伝統的な中国人は、「厚徳載物(こうとくさいぶつ)」と考え、徳は幸せと富みの根本であり、幸運や財産はみな徳から転化されるものだと思っていた。徳は水のようであり、富は船のようなものであるため、水が浅ければ船を浮かすことができないのだ。

 

「徳がその位に釣り合わない」状態は、人に禍(わざわい)をもたらすとされていた。君主にとって、身を修め徳を重んずることは治世の根本である。君主や大臣が神と天を敬い、道徳が高尚であってはじめて、社会全体の人々を善へと導くことができ、国家を安定させ、社会の動揺と外敵の侵略を避けることができる。
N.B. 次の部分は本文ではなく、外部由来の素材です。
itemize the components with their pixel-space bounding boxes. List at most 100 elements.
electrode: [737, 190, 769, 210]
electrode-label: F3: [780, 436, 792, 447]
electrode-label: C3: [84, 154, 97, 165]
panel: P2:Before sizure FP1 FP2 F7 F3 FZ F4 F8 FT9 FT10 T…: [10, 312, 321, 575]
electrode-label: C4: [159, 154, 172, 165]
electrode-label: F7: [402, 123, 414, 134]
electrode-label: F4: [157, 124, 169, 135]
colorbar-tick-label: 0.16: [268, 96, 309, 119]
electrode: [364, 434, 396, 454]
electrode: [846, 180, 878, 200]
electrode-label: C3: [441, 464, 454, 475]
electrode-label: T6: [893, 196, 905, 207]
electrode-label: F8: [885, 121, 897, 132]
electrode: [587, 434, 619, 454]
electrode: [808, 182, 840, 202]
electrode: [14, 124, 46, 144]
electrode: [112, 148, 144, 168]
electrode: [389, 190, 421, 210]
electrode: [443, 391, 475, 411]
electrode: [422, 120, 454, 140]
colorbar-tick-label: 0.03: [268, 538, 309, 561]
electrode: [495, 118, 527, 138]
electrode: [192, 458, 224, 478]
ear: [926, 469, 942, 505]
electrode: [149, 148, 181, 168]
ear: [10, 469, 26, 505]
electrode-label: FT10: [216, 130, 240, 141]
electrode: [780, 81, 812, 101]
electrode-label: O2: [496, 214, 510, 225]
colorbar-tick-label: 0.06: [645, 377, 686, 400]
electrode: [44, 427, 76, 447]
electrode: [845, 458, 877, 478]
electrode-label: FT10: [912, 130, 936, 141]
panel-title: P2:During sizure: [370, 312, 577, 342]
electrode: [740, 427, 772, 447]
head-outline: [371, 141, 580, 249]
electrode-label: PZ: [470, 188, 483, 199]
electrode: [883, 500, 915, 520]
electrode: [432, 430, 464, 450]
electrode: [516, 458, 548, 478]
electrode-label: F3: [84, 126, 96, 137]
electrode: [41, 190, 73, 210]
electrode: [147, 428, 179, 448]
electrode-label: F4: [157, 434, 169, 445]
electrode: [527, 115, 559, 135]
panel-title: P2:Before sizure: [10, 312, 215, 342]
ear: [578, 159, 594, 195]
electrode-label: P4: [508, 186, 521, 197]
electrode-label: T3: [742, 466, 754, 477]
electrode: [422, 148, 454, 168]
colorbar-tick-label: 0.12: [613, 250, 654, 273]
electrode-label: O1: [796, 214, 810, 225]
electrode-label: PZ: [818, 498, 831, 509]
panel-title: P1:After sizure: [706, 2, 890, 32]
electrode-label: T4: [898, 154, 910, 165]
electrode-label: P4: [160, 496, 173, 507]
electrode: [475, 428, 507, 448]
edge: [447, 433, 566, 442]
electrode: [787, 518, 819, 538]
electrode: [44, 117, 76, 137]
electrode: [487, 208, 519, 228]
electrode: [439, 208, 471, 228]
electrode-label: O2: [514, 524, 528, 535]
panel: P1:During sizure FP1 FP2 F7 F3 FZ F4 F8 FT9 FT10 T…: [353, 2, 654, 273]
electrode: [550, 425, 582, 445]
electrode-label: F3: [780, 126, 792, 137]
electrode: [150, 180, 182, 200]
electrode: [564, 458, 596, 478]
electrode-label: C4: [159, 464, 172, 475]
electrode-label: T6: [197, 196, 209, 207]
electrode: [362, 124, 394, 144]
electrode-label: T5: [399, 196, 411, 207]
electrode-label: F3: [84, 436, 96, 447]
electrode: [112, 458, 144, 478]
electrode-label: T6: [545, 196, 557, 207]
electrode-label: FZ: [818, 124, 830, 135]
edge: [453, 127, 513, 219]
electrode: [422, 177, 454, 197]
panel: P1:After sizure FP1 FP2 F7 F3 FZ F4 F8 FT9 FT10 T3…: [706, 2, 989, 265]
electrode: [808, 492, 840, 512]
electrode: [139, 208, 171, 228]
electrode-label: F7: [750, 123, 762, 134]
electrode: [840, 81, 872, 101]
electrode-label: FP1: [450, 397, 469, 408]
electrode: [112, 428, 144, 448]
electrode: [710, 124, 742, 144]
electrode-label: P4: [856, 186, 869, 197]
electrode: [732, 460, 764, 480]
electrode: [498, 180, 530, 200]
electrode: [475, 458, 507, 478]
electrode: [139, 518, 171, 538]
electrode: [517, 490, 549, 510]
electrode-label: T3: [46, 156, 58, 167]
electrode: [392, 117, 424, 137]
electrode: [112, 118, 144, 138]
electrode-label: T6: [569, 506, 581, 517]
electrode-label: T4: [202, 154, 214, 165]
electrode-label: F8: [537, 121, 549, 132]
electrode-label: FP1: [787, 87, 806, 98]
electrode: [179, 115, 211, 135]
こうして国民が富み、安心して生活することができる。黄河が清くなり荒海が静かになるように、天下泰平に達するのだ。したがって、歴代の聖王はみな心を正し身を修めることを根本とし、「心を正すことをもって朝廷を正し、朝廷を正すことをもって百官を正し、百官を正すことをもって万民を正し、万民を正すことをもって四方を正す」。伝統的な王朝の先皇明主、たとえば伏羲、黄帝、堯、舜、禹、漢の武帝、唐の太宗、明の成祖、清の康煕帝などの統治手法は中華五千年の王者の道を成就した。

 

道徳は強い親和力をもっており、人々はそれに憧れ、尊び、親しく従い、自ら行うようになる。舜が堯によって歴山に派遣されるまで、歴山の人たちは土地を争って戦っていた。しかし舜の道徳的感化を受けて、一年後に歴山の人々の間には礼譲の気風が広まった。舜が新しい所に赴くたびに、その地方の民風が純朴となり、人々は彼の近くに引っ越してきた。舜が行く先々のところは、一年で村落になり、二年で都市になり、三年で都と称するにふさわしい規模になった。堯帝は舜に道徳の教化を担当させ、世の人に父義、母慈、兄友、弟恭、子孝という五倫に従わせるよう命じた。民衆は自らその五倫に従い、睦まじく暮らすようになった。こうして泰平な世の中になり、「天下の明徳はみな虞(ぐ)帝より始まる」(『史記・五帝本紀』)として知られた。